Star Pitch

Late 2011, early 2012 I helped one solution sales team refine their pitch.

The boss told me that client storytelling in front of prospects was thin on the ground.

I asked each in turn to regale me. Wax lyrical about their favourite tale of customer success. Deliver a snappy story about where and how we’d made someone’s life better.

The longest was an eyelid-sapping 7 minutes 14 seconds long.

As people of my age might say in England, Jacka-bleedin-nory.

At the time, the person concerned immediately put their hands up to acknowledge the state of what they’d just done. Namely, that the audience after were not much wiser as to why we’d been winners.

So the good news was that we had something upon which to build.

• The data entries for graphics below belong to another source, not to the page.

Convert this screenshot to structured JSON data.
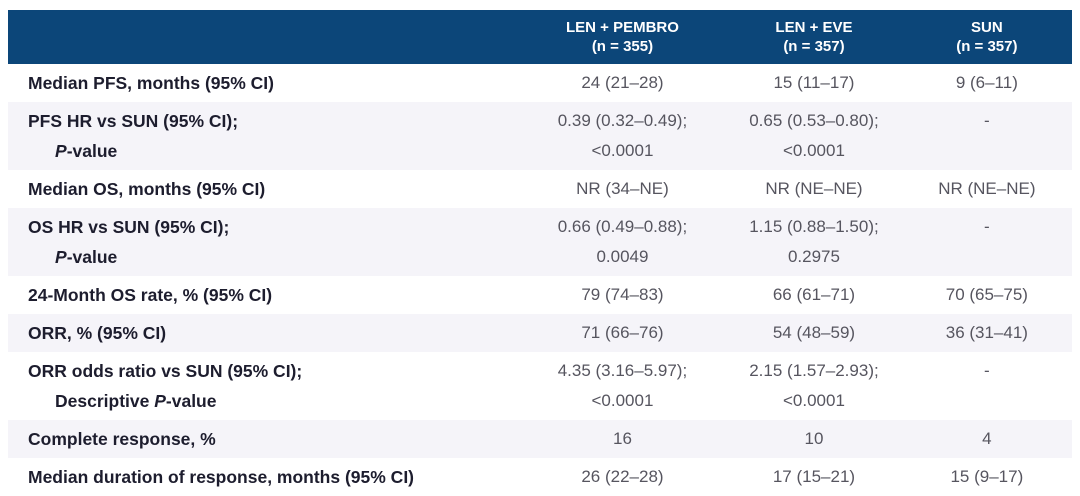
{
  "colors": {
    "header_bg": "#0C4679",
    "stripe_bg": "#F5F4F9",
    "label_text": "#1D1D2E",
    "value_text": "#56555F",
    "header_text": "#FFFFFF"
  },
  "table": {
    "header": {
      "columns": [
        {
          "line1": "LEN + PEMBRO",
          "line2": "(n = 355)"
        },
        {
          "line1": "LEN + EVE",
          "line2": "(n = 357)"
        },
        {
          "line1": "SUN",
          "line2": "(n = 357)"
        }
      ]
    },
    "rows": [
      {
        "label_lines": [
          {
            "indent": false,
            "parts": [
              {
                "text": "Median PFS, months (95% CI)",
                "italic": false
              }
            ]
          }
        ],
        "cells": [
          [
            "24 (21–28)"
          ],
          [
            "15 (11–17)"
          ],
          [
            "9 (6–11)"
          ]
        ]
      },
      {
        "label_lines": [
          {
            "indent": false,
            "parts": [
              {
                "text": "PFS HR vs SUN (95% CI);",
                "italic": false
              }
            ]
          },
          {
            "indent": true,
            "parts": [
              {
                "text": "P",
                "italic": true
              },
              {
                "text": "-value",
                "italic": false
              }
            ]
          }
        ],
        "cells": [
          [
            "0.39 (0.32–0.49);",
            "<0.0001"
          ],
          [
            "0.65 (0.53–0.80);",
            "<0.0001"
          ],
          [
            "-"
          ]
        ]
      },
      {
        "label_lines": [
          {
            "indent": false,
            "parts": [
              {
                "text": "Median OS, months (95% CI)",
                "italic": false
              }
            ]
          }
        ],
        "cells": [
          [
            "NR (34–NE)"
          ],
          [
            "NR (NE–NE)"
          ],
          [
            "NR (NE–NE)"
          ]
        ]
      },
      {
        "label_lines": [
          {
            "indent": false,
            "parts": [
              {
                "text": "OS HR vs SUN (95% CI);",
                "italic": false
              }
            ]
          },
          {
            "indent": true,
            "parts": [
              {
                "text": "P",
                "italic": true
              },
              {
                "text": "-value",
                "italic": false
              }
            ]
          }
        ],
        "cells": [
          [
            "0.66 (0.49–0.88);",
            "0.0049"
          ],
          [
            "1.15 (0.88–1.50);",
            "0.2975"
          ],
          [
            "-"
          ]
        ]
      },
      {
        "label_lines": [
          {
            "indent": false,
            "parts": [
              {
                "text": "24-Month OS rate, % (95% CI)",
                "italic": false
              }
            ]
          }
        ],
        "cells": [
          [
            "79 (74–83)"
          ],
          [
            "66 (61–71)"
          ],
          [
            "70 (65–75)"
          ]
        ]
      },
      {
        "label_lines": [
          {
            "indent": false,
            "parts": [
              {
                "text": "ORR, % (95% CI)",
                "italic": false
              }
            ]
          }
        ],
        "cells": [
          [
            "71 (66–76)"
          ],
          [
            "54 (48–59)"
          ],
          [
            "36 (31–41)"
          ]
        ]
      },
      {
        "label_lines": [
          {
            "indent": false,
            "parts": [
              {
                "text": "ORR odds ratio vs SUN (95% CI);",
                "italic": false
              }
            ]
          },
          {
            "indent": true,
            "parts": [
              {
                "text": "Descriptive ",
                "italic": false
              },
              {
                "text": "P",
                "italic": true
              },
              {
                "text": "-value",
                "italic": false
              }
            ]
          }
        ],
        "cells": [
          [
            "4.35 (3.16–5.97);",
            "<0.0001"
          ],
          [
            "2.15 (1.57–2.93);",
            "<0.0001"
          ],
          [
            "-"
          ]
        ]
      },
      {
        "label_lines": [
          {
            "indent": false,
            "parts": [
              {
                "text": "Complete response, %",
                "italic": false
              }
            ]
          }
        ],
        "cells": [
          [
            "16"
          ],
          [
            "10"
          ],
          [
            "4"
          ]
        ]
      },
      {
        "label_lines": [
          {
            "indent": false,
            "parts": [
              {
                "text": "Median duration of response, months (95% CI)",
                "italic": false
              }
            ]
          }
        ],
        "cells": [
          [
            "26 (22–28)"
          ],
          [
            "17 (15–21)"
          ],
          [
            "15 (9–17)"
          ]
        ]
      }
    ]
  },
  "chart_data": {
    "type": "table",
    "title": "",
    "columns": [
      "",
      "LEN + PEMBRO (n = 355)",
      "LEN + EVE (n = 357)",
      "SUN (n = 357)"
    ],
    "rows": [
      [
        "Median PFS, months (95% CI)",
        "24 (21–28)",
        "15 (11–17)",
        "9 (6–11)"
      ],
      [
        "PFS HR vs SUN (95% CI); P-value",
        "0.39 (0.32–0.49); <0.0001",
        "0.65 (0.53–0.80); <0.0001",
        "-"
      ],
      [
        "Median OS, months (95% CI)",
        "NR (34–NE)",
        "NR (NE–NE)",
        "NR (NE–NE)"
      ],
      [
        "OS HR vs SUN (95% CI); P-value",
        "0.66 (0.49–0.88); 0.0049",
        "1.15 (0.88–1.50); 0.2975",
        "-"
      ],
      [
        "24-Month OS rate, % (95% CI)",
        "79 (74–83)",
        "66 (61–71)",
        "70 (65–75)"
      ],
      [
        "ORR, % (95% CI)",
        "71 (66–76)",
        "54 (48–59)",
        "36 (31–41)"
      ],
      [
        "ORR odds ratio vs SUN (95% CI); Descriptive P-value",
        "4.35 (3.16–5.97); <0.0001",
        "2.15 (1.57–2.93); <0.0001",
        "-"
      ],
      [
        "Complete response, %",
        "16",
        "10",
        "4"
      ],
      [
        "Median duration of response, months (95% CI)",
        "26 (22–28)",
        "17 (15–21)",
        "15 (9–17)"
      ]
    ],
    "layout": {
      "striped_rows": true,
      "header_fill": "#0C4679",
      "value_alignment": "center"
    }
  }
}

A top technique I like to share I blogged on a couple of years back, as found  – astoundingly – from the world of HR. Easy to remember too, as it’s four elements’ capital letters spell out the mnemonic ‘star’.

A trio of stand-out areas for improvement nearly always occur during such an exercise. Even for the most accomplished of sales vets.

Narration

Salespeople seem prone to slip into a ‘they said, we said, they said, we said’ routine. The to-and-fros the deal went through take precedence over what the plan turned out to be.

Reason

The core issue (or if you prefer, problem) that needed addressing rarely gets explicitly spelled out.

Punch

The end has little impact. In extreme cases there’s an uncomfortable energy drain towards rambling nothingness.

All of these can be fixed, and the lucky thing is, just twenty minutes can kickstart the change required.